Nas redes sociais, empresas criam SAC paralelo para conter internautas irados

4 de dezembro de 2012

Para responder a reclamações e comentários de consumidores nas redes sociais, empresas montam ‘torres de controle’, contratam atendentes com ensino superior e criam SAC mais ágil

No prédio da AgênciaClick Isobar, no bairro do Morumbi, em São Paulo, há uma sala apelidada de “torre de comando”. Nela, quatro grandes telas de LCD mostram tudo que qualquer internauta comenta sobre uma grande construtora, cliente da agência. Quatro funcionários ficam de olho nessas telas. Assim que alguém publica algo negativo sobre a empresa, eles entram em ação: em questão de minutos, respondem ao autor da queixa algo que possa acalmá-lo. Há algumas semanas, a torre de comando captou um movimento maior se formando em redes sociais como Facebook e Twitter.
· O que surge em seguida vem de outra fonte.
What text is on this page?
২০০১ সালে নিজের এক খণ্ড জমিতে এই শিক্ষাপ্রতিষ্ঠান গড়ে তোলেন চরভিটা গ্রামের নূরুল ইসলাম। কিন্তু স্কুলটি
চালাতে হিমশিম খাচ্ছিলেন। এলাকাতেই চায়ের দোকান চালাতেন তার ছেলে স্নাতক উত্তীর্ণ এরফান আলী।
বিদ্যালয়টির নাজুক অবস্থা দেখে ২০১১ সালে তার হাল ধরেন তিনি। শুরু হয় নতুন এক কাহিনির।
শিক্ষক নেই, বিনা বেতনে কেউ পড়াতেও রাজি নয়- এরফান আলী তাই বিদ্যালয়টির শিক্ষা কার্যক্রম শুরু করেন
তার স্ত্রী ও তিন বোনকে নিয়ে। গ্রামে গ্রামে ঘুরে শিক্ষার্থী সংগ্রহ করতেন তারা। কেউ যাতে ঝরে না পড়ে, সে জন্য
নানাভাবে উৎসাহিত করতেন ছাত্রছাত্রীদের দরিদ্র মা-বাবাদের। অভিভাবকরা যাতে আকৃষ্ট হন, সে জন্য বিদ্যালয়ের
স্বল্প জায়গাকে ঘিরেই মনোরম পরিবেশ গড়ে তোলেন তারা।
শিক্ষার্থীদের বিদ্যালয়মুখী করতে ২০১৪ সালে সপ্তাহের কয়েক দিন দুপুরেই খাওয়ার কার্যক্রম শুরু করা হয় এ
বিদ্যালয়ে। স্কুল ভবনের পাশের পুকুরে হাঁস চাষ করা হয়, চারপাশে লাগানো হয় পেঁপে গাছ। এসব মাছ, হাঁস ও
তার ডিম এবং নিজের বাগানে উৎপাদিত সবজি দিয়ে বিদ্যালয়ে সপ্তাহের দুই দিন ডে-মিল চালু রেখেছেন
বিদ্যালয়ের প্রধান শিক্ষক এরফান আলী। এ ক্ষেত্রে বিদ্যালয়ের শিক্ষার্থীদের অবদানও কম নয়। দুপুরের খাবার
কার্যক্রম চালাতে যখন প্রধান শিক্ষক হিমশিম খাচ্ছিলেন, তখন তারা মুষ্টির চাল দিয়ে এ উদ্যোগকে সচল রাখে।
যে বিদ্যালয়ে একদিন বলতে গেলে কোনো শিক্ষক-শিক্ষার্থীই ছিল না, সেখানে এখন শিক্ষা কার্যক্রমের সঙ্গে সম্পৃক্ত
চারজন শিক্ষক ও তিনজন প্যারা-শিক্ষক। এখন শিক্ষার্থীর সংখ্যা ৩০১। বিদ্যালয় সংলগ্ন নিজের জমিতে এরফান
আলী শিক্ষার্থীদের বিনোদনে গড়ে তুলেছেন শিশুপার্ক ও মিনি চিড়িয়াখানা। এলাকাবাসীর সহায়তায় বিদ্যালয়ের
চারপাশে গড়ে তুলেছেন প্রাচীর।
Vários clientes da empresa começaram a reclamar do atraso na entrega das chaves de uma obra que deveria ficar pronta naquela data. A diretoria da agência foi acionada para criar uma “mini-campanha-relâmpago” com o objetivo de conter o início de crise. Tão logo a ação foi definida e o plano aprovado pela construtora, os clientes revoltados receberam uma mensagem direcionada especialmente a eles em seus perfis no Facebook. Também receberam telefonema e e-mail. Informados de que a empresa estava ciente da falha e empenhada em corrigir o problema, a crise que poderia prejudicar a imagem da construtora foi contornada em menos de quatro horas depois de detectada.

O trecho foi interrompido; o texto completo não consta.